The United Nations Development Programme (UNDP) has been instrumental in pushing forward the 2030 Agenda for Sustainable Development (SDGs) at the G20 and the realisation of the G20 action Plan on the 2030 Agenda. The UN body is again geared up to provide support to India during its presidency beginning next month. .
The UN has often lauded India’s digital initiatives to ensure economic inclusion along with country’s lead digital payments system and infrastructure digitisation. The UN through it lead agency on international development, UNDP, has identified Digital Public Infrastructure (DPI) and Digital Public Goods (DPGs) for its support to India’s upcoming G20 presidency.
According to The Digital Public Goods Alliance, a multi-stakeholder initiative supported by the likes of UNDP and Unicef etc., DPI refers to digital solutions and systems that enable effective provision of essential society-wide functions and services in the public and private sectors.
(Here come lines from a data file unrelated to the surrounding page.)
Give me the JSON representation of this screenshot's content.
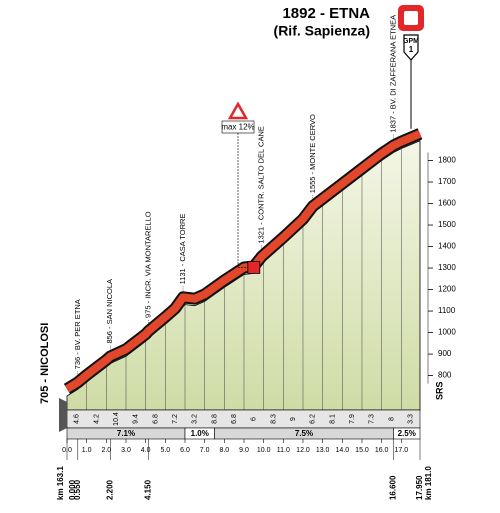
{
  "chart_data": {
    "type": "area",
    "title": "1892 - ETNA",
    "subtitle": "(Rif. Sapienza)",
    "gpm_label": "GPM",
    "gpm_category": "1",
    "max_label": "max 12%",
    "max_km": 9.5,
    "logo": "SRS",
    "x": [
      0,
      0.55,
      1,
      2,
      2.2,
      3,
      4,
      4.15,
      5,
      5.5,
      5.9,
      6.5,
      7,
      8,
      9,
      9.5,
      9.9,
      11,
      12,
      12.5,
      13,
      14,
      15,
      16,
      16.6,
      17,
      17.95
    ],
    "values": [
      705,
      736,
      770,
      840,
      856,
      890,
      960,
      975,
      1040,
      1080,
      1131,
      1125,
      1145,
      1210,
      1270,
      1275,
      1321,
      1410,
      1495,
      1555,
      1590,
      1660,
      1730,
      1800,
      1837,
      1855,
      1892
    ],
    "fill_color": "#e3ebc4",
    "band_color": "#e2472b",
    "xlim": [
      0,
      17.95
    ],
    "ylim": [
      640,
      1900
    ],
    "yticks": [
      800,
      900,
      1000,
      1100,
      1200,
      1300,
      1400,
      1500,
      1600,
      1700,
      1800
    ],
    "xticks": [
      {
        "value": 0,
        "label": "0.0"
      },
      {
        "value": 1,
        "label": "1.0"
      },
      {
        "value": 2,
        "label": "2.0"
      },
      {
        "value": 3,
        "label": "3.0"
      },
      {
        "value": 4,
        "label": "4.0"
      },
      {
        "value": 5,
        "label": "5.0"
      },
      {
        "value": 6,
        "label": "6.0"
      },
      {
        "value": 7,
        "label": "7.0"
      },
      {
        "value": 8,
        "label": "8.0"
      },
      {
        "value": 9,
        "label": "9.0"
      },
      {
        "value": 10,
        "label": "10.0"
      },
      {
        "value": 11,
        "label": "11.0"
      },
      {
        "value": 12,
        "label": "12.0"
      },
      {
        "value": 13,
        "label": "13.0"
      },
      {
        "value": 14,
        "label": "14.0"
      },
      {
        "value": 15,
        "label": "15.0"
      },
      {
        "value": 16,
        "label": "16.0"
      },
      {
        "value": 17,
        "label": "17.0"
      }
    ],
    "grid": true,
    "gradients": [
      4.6,
      4.2,
      10.4,
      9.4,
      6.8,
      7.2,
      3.2,
      8.8,
      6.8,
      6.0,
      8.3,
      9.0,
      6.2,
      8.1,
      7.9,
      7.3,
      8.0,
      3.3
    ],
    "avg_gradients": [
      {
        "from": 0,
        "to": 6,
        "value": 7.1,
        "label": "7.1%"
      },
      {
        "from": 6,
        "to": 7.5,
        "value": 1.0,
        "label": "1.0%"
      },
      {
        "from": 7.5,
        "to": 16.6,
        "value": 7.5,
        "label": "7.5%"
      },
      {
        "from": 16.6,
        "to": 17.95,
        "value": 2.5,
        "label": "2.5%"
      }
    ],
    "places": [
      {
        "km": 0,
        "altitude": 705,
        "label": "705 - NICOLOSI"
      },
      {
        "km": 0.55,
        "altitude": 736,
        "label": "736 - BV. PER ETNA"
      },
      {
        "km": 2.2,
        "altitude": 856,
        "label": "856 - SAN NICOLA"
      },
      {
        "km": 4.15,
        "altitude": 975,
        "label": "975 - INCR. VIA MONTARELLO"
      },
      {
        "km": 5.9,
        "altitude": 1131,
        "label": "1131 - CASA TORRE"
      },
      {
        "km": 9.9,
        "altitude": 1321,
        "label": "1321 - CONTR. SALTO DEL CANE"
      },
      {
        "km": 12.5,
        "altitude": 1555,
        "label": "1555 - MONTE CERVO"
      },
      {
        "km": 16.6,
        "altitude": 1837,
        "label": "1837 - BV. DI ZAFFERANA ETNEA"
      }
    ],
    "km_marks": [
      {
        "value": 0,
        "label": "0.000"
      },
      {
        "value": 0.55,
        "label": "0.550"
      },
      {
        "value": 2.2,
        "label": "2.200"
      },
      {
        "value": 4.15,
        "label": "4.150"
      },
      {
        "value": 16.6,
        "label": "16.600"
      },
      {
        "value": 17.95,
        "label": "17.950"
      }
    ],
    "km_start": "km 163.1",
    "km_end": "km 181.0"
  }
}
DPG has a closer relation to Sustainable Development Goals (SDGs). It encompass open-source software, open data, open AI models, open standards, and open content that adhere to privacy and other applicable laws and best practices, do no harm by design, and help attain the SDGs.
Some of the most common types of DPI, but not limited to, are digital forms of ID and verification, digital transactions and money transfer, data exchange. As the world is still reeling from Covid-19 and its aftereffects, the DPI has come at the forefront as a key mechanism to transform service delivery and increase resilience for future crises. It has become cornerstone for empowering meaningful delivery of public and private services. DPGs, as digital cooperation tools, are instrumental in shortening countries’ learning and adoption curve as they focus on building DPI.
Collaborating closely during India’s presidency, the UNDP will design and launch a Centre of Excellence with the aim of supporting low and middle income countries in adopting DPI. According to highly placed sources at the UNDP, the agency has identified, amongst others, iSpirt, ORF, Aapti and Gateway House as country partners. Based on the guidance of UNDP’s Digital Office, these organisations will focus on knowledge-sharing with the aim of institutionalising learnings into country strategies.
The UNDP is planning to develop a detailed plan of support on mainstreaming DPGs and share India’s achievements in DPI/DPGs globally. During the course of India’s G20 presidency, UNDP will also publish multiple documents with the theme ‘The India Story Goes Global: DPGs have been key to the meteoric growth of Digital India’; ‘Across Borders: Learnings from DPI Projects’- focused on identifying obstacles to knowledgesharing; ‘DPGs and Digital Sovereignty,’ with the focus on mainstreaming and DPIs as essential services and infrastructure.